I am in the middle of thinking about getting a betta to actually getting one! I have a tank (15 gallon), some gravel, filter and a heater but.. No betta's!! 0o 
Of course I live right in the middle of nowhere in norway with no pet shop for at least 1 1/2 drive away and the pet shops that do have little to no betta's in their shops and the ones they do have look awful  So I was wondering if anybody out there knows of someone that can ship / transport Betta's to Norway?  Pref Halfmoons or Crowntails  Aquabid doesn't seem to have transhippers to norway 
This will be my first Betta, and I am really excited about it! 

Thanks! <3

~Roo


----------



## Neil D (Apr 10, 2011)

eBay?


----------



## dramaqueen (Jul 7, 2008)

Hello and welcome to the forum. I don't know if anyone at aquabid ships to Norway or not. Maybe someone else will know.


----------



## Raksyroo (Jul 18, 2011)

Hey,

Thanks for the replies so far and the welcome  Ebay is something I'm hesitant to to begin with so I dont think I will be checking that to begin with 

I'm hoping someone will know if anybody on aquabid ships to this deserted part of the world. I guess I could always send a mail to a seller on AB if they'll ship here


----------



## Sakura8 (May 12, 2011)

Wow, I hope there's someone who will ship to you. I'd definitely contact any sellers on Aquabid who have bettas you're interested in. You don't have any local fish stores who carry bettas?


----------



## Raksyroo (Jul 18, 2011)

Thanks Sakura!  I sure do hope so as well! Fish store - no. Not even heard of such a thing here. But we do have pet shops, with minimal selection of Betta's, have this one pet shop I go to when Im in the city and over the years I have seen a total of 2 bettas for sale :-( But here's to hoping!


----------



## Sakura8 (May 12, 2011)

Wow. So fishkeeping isn't popular in Norway or maybe something to do with the climate and keeping the tanks warm, perhaps? I'll keep my eyes peeled for Norwegeian transhippers.


----------



## Raksyroo (Jul 18, 2011)

Not so much no. But the ones I do see have Koi's in ponds, so it cant be that cold (at least not in the summer, I reckon they have inside tanks for them in winter time).

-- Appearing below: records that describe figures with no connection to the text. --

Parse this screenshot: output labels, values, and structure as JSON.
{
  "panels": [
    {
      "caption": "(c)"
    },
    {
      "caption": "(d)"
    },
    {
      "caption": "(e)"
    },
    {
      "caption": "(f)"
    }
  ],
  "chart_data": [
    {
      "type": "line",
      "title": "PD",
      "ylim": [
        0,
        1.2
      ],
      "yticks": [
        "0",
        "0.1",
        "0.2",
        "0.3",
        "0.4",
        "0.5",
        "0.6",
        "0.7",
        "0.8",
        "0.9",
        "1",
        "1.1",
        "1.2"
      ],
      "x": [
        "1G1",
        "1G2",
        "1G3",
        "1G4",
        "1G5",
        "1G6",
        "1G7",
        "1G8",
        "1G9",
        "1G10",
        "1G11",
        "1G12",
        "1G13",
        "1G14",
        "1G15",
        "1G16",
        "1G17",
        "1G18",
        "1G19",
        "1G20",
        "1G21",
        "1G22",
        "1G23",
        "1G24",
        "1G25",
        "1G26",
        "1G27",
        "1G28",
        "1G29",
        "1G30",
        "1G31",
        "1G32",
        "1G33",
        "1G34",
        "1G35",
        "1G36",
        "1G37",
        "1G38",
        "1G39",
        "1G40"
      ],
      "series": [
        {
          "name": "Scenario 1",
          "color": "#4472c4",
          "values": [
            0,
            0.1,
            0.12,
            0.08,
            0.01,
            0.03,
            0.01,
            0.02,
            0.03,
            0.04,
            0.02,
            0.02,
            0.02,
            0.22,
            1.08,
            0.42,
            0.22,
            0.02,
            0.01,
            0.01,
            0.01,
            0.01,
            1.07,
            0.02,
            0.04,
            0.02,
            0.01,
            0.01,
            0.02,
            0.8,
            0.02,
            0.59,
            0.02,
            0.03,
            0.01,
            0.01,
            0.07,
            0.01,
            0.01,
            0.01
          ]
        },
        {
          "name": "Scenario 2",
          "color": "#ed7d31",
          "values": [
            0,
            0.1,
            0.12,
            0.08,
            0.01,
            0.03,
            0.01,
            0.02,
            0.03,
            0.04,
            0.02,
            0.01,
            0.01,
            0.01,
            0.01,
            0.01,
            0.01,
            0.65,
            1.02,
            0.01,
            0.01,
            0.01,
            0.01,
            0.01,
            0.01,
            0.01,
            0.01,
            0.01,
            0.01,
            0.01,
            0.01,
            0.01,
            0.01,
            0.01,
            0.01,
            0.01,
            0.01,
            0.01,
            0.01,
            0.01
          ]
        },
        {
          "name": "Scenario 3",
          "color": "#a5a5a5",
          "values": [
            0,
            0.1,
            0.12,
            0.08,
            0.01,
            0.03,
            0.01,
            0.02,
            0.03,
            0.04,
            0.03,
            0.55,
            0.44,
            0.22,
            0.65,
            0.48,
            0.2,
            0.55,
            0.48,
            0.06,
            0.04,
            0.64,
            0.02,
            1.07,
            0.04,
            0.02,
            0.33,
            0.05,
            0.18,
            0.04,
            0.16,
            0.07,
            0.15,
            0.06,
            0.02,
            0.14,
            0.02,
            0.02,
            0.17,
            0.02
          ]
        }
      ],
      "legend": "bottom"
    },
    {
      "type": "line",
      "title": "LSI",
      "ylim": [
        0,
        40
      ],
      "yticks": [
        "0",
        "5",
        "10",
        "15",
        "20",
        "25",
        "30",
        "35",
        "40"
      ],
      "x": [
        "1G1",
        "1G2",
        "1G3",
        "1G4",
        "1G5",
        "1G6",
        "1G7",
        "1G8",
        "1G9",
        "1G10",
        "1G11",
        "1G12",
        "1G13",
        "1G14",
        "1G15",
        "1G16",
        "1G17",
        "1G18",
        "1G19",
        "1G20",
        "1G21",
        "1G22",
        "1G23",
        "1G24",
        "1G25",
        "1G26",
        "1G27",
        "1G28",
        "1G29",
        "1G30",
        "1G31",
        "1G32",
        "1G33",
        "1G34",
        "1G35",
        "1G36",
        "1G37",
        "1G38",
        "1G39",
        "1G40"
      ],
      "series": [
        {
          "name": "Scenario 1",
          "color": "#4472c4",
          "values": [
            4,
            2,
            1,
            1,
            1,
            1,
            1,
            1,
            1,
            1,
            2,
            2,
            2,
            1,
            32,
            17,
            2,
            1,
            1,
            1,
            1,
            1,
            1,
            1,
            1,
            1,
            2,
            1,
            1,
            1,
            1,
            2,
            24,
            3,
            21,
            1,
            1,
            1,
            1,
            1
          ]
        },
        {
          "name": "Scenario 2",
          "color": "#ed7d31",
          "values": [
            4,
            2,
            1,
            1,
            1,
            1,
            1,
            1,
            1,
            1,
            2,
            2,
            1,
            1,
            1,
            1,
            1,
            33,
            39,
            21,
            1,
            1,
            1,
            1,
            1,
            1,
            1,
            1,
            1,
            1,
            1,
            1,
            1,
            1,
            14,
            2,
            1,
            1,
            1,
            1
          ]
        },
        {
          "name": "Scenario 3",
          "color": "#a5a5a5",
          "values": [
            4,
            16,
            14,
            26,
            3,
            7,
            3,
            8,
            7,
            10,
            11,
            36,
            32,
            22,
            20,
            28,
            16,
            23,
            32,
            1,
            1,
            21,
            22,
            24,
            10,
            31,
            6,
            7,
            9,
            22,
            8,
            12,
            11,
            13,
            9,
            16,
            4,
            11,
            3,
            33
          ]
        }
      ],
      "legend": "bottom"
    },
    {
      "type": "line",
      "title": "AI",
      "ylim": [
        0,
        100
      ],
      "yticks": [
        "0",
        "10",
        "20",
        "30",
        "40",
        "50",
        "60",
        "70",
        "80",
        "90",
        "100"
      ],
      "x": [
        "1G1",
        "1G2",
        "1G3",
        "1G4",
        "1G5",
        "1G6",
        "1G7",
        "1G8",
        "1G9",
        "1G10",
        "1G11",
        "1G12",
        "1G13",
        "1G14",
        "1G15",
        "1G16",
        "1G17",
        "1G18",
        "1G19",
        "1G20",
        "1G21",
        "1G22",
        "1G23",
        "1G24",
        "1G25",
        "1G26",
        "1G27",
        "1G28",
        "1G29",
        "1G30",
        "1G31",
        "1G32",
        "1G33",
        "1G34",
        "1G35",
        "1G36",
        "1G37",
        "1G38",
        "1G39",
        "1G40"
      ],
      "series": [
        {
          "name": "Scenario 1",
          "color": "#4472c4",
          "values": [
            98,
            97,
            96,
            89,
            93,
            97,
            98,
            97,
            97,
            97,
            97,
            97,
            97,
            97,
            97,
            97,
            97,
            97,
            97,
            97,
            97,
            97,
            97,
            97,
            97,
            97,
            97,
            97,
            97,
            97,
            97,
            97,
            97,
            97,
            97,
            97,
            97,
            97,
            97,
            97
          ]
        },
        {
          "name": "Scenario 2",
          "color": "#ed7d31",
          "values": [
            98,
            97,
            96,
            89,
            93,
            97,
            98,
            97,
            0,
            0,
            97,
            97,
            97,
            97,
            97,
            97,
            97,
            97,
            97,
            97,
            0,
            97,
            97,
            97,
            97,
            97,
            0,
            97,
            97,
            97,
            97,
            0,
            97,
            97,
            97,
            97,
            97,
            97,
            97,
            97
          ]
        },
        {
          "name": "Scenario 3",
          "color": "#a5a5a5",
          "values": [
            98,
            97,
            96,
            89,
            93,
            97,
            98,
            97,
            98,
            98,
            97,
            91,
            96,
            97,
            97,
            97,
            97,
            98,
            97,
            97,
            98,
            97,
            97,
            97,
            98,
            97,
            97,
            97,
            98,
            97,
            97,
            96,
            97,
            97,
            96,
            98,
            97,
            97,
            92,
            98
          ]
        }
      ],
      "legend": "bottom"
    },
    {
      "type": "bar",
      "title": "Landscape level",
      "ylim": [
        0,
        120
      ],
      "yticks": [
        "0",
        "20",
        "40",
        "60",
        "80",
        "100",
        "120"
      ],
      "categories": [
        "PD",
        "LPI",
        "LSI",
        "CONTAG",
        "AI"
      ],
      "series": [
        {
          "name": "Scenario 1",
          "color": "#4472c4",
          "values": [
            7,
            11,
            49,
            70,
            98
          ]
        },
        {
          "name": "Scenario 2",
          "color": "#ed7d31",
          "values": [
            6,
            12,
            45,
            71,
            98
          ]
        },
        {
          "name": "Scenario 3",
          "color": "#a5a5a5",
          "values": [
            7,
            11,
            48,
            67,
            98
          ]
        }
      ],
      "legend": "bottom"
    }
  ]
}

Thank you so much!  Cant wait to get my first Betta!


----------



## masshiimarro (Apr 16, 2011)

hmm... could u ask where the petshops where they get their bettas from? even tho they dont get too many in, maybe they could refer you to their supplier? or maybe you could request them to get some in for you.. ask around in the area. its hard to believe that theres no one that keeps bettas in norway.. oh and btw, welcome to the forum!


----------